Russ was in one of the first groups moving out. He had wrapped tape around his watch and would hit it with his hand as if to start it, so no Jap took it.  He had also scuffed his shoes and  dented  his canteen so he could keep it - the Japanese only took shiny things.  He smuggled a straight  razor  through  in a small bag by asking if "knife okay?" and showing the guards a tiny knife that came out of crackerjacks.  When  the Japs would grab his bag to search it,  he would pull out the tiny knife and while they were distracted,  he would put his things back in  the bag and move along.  He also sewed $1,600 into his jacket and took it through the prison camps.  It helped buy medicine and food for him and others. He loaned some to other men who promised to pay him back, but he never heard from any of them after the war. 

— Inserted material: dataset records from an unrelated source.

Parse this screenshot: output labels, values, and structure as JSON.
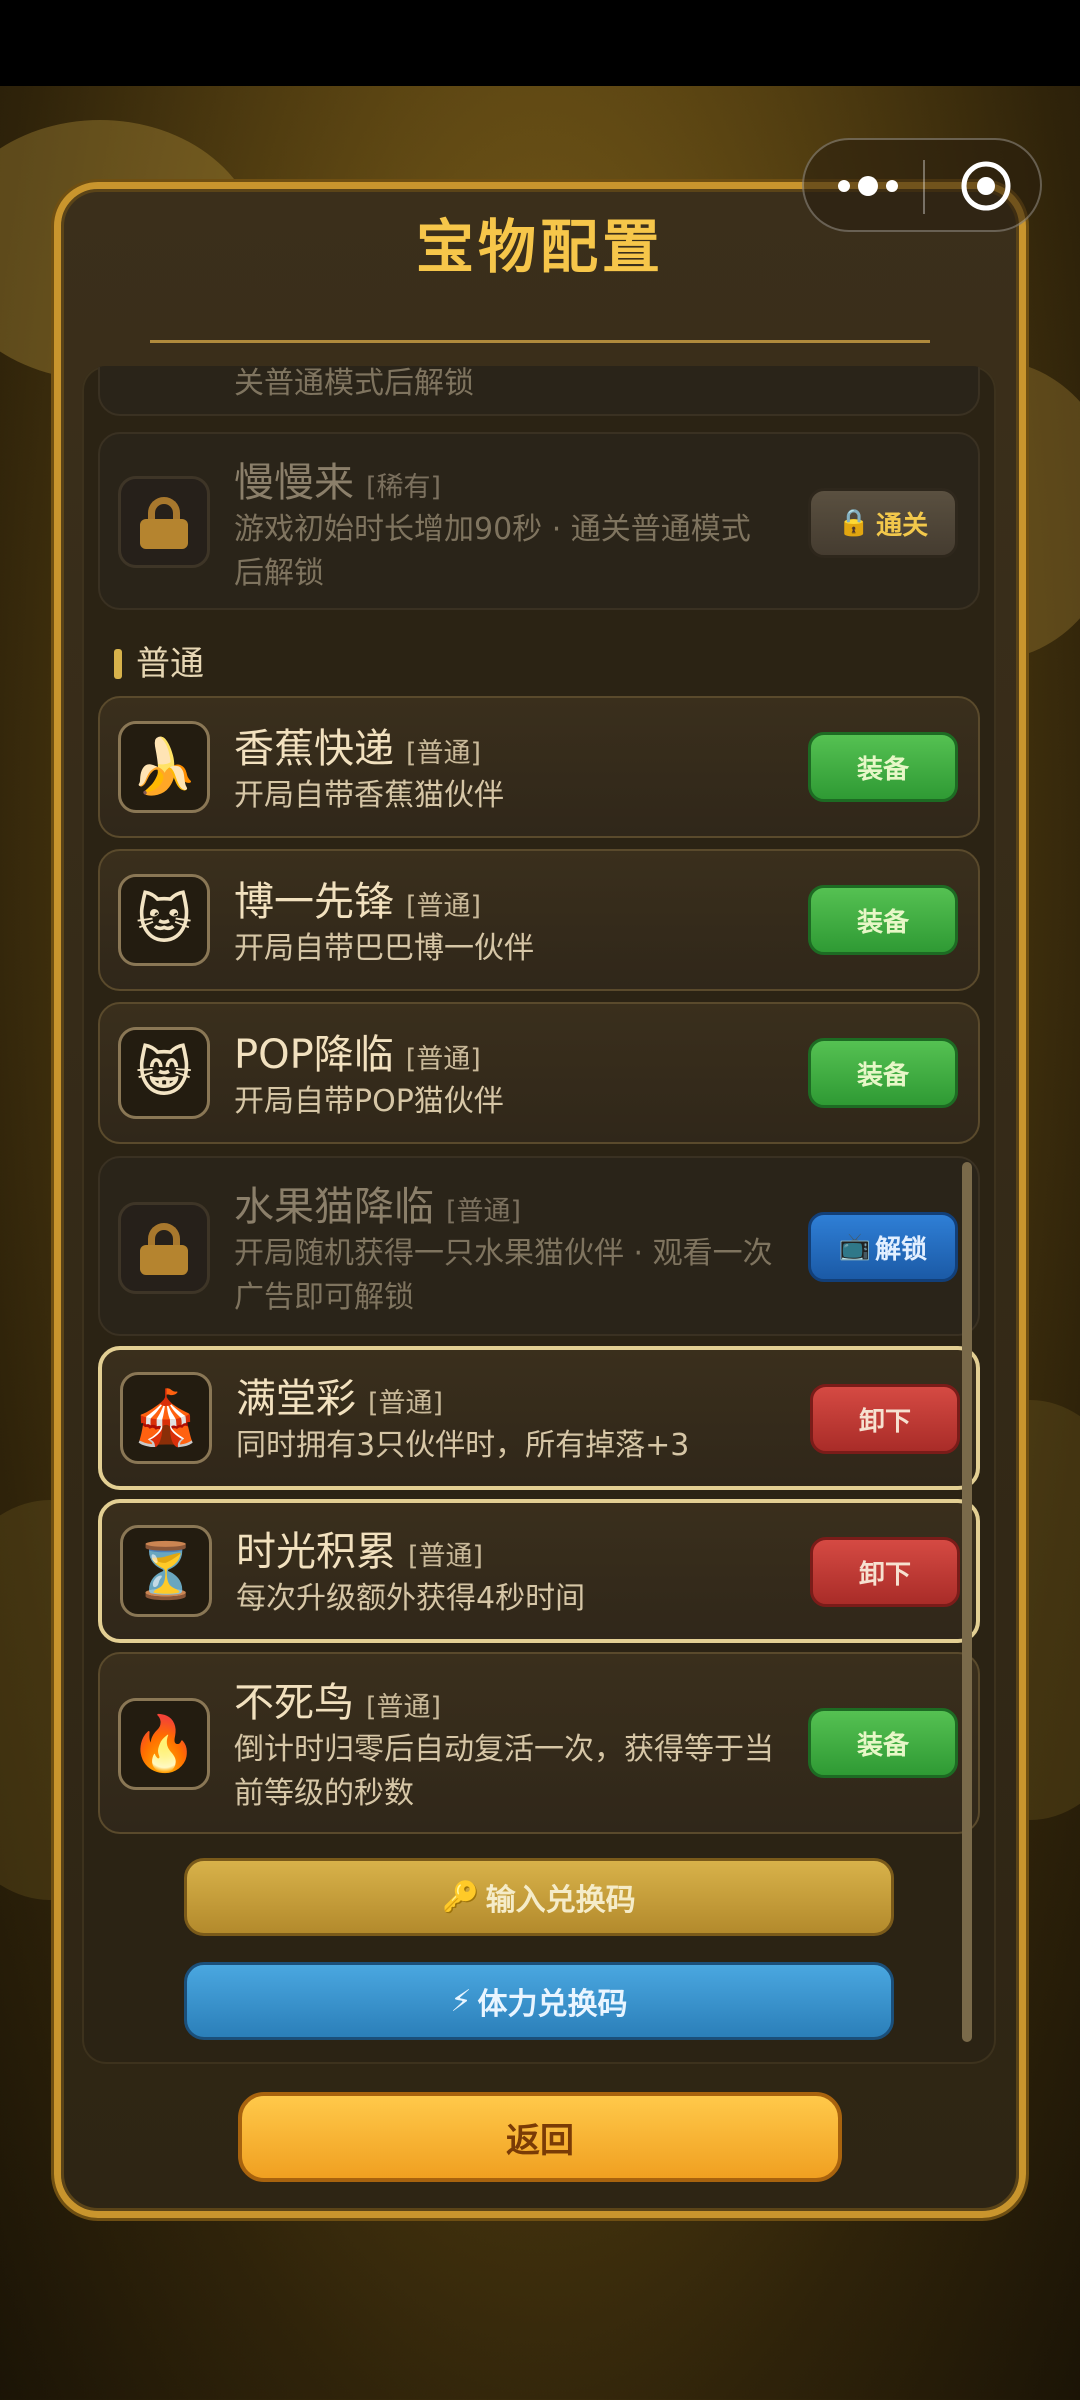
{
  "header": {
    "title": "宝物配置"
  },
  "top_card": {
    "desc": "关普通模式后解锁"
  },
  "rare_item": {
    "name": "慢慢来",
    "tag": "[稀有]",
    "desc": "游戏初始时长增加90秒 · 通关普通模式后解锁",
    "button": "通关",
    "locked": true
  },
  "section_label": "普通",
  "items": [
    {
      "name": "香蕉快递",
      "tag": "[普通]",
      "desc": "开局自带香蕉猫伙伴",
      "icon": "🍌",
      "icon_name": "banana-icon",
      "button": "装备",
      "state": "equip"
    },
    {
      "name": "博一先锋",
      "tag": "[普通]",
      "desc": "开局自带巴巴博一伙伴",
      "icon": "🐱",
      "icon_name": "cat-face-icon",
      "button": "装备",
      "state": "equip"
    },
    {
      "name": "POP降临",
      "tag": "[普通]",
      "desc": "开局自带POP猫伙伴",
      "icon": "😸",
      "icon_name": "grinning-cat-icon",
      "button": "装备",
      "state": "equip"
    },
    {
      "name": "水果猫降临",
      "tag": "[普通]",
      "desc": "开局随机获得一只水果猫伙伴 · 观看一次广告即可解锁",
      "icon": "lock",
      "icon_name": "lock-icon",
      "button": "解锁",
      "state": "unlock"
    },
    {
      "name": "满堂彩",
      "tag": "[普通]",
      "desc": "同时拥有3只伙伴时，所有掉落+3",
      "icon": "🎪",
      "icon_name": "circus-tent-icon",
      "button": "卸下",
      "state": "unequip"
    },
    {
      "name": "时光积累",
      "tag": "[普通]",
      "desc": "每次升级额外获得4秒时间",
      "icon": "⏳",
      "icon_name": "hourglass-icon",
      "button": "卸下",
      "state": "unequip"
    },
    {
      "name": "不死鸟",
      "tag": "[普通]",
      "desc": "倒计时归零后自动复活一次，获得等于当前等级的秒数",
      "icon": "🔥",
      "icon_name": "fire-icon",
      "button": "装备",
      "state": "equip"
    }
  ],
  "buttons": {
    "redeem": "输入兑换码",
    "stamina": "体力兑换码",
    "back": "返回"
  },
  "colors": {
    "gold": "#f6c64a",
    "equip": "#3fae40",
    "unequip": "#c63b35",
    "unlock": "#2a71c6",
    "back": "#f6b22c"
  }
}
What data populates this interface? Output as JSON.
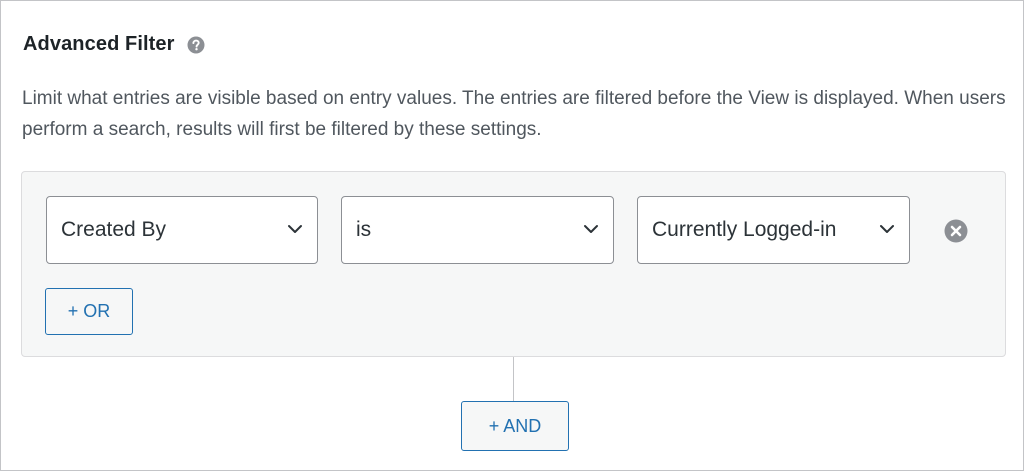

The Geneva Prisoner of War 
Convention set the normal days march at 12 and 1/2 miles unless the necessity of reaching water  and  food  requires  longer stages.  The Japanese assumed  that  all  the captives could be brought together at Balanga in a day or less.  The next  feeding point  above Balanga was the town of Orani,  about 8 miles at the base of Bataan peninsula.  Then 5 miles further to the northwest at San Fernando, the captives would have their last meal before a short train ride to internment camp. There were to be two field hospitals each to accommodate 500 to 1,000 patients. 

While  the Japanese plan called for the prisoners to move on foot as far as Balanga, it did not specify how the captives would travel the thirty-one miles from that point to San  Fernando.  It was apparent they would walk. The end of the journey would be Camp O'Donnell,  a former temporary Philippine Army post. 

Under the best of circumstances the Japanese plan would have been difficult to execute.  The assembly,  organization and march from Bataan  to Camp  O'Donnell of thousands of American and Filipino prisoners of war was a demanding operation. It proved to be a horrible episode. 

The Japanese had the task of feeding and caring for their sick and wounded.  Their force totaled nearly 81,000 and their supplies were exceedingly scarce. 

The march began slowly because most were barely able to stagger.  When men collapsed and died they were left or buried where they fell.  Columns of prisoners continued to leave until the 17th of April and it was the 23rd before the last of the men deported. 

The men marched in an aimless, confused fashion.  One group sat in the hot sun without food or water until mid afternoon. The ditches were strewn with burned trucks,  battered artillery  pieces,  abandoned equipment and rotting bodies.  Adding to this confusion were hundreds of Filipino civilian refugees seeking to find their way north.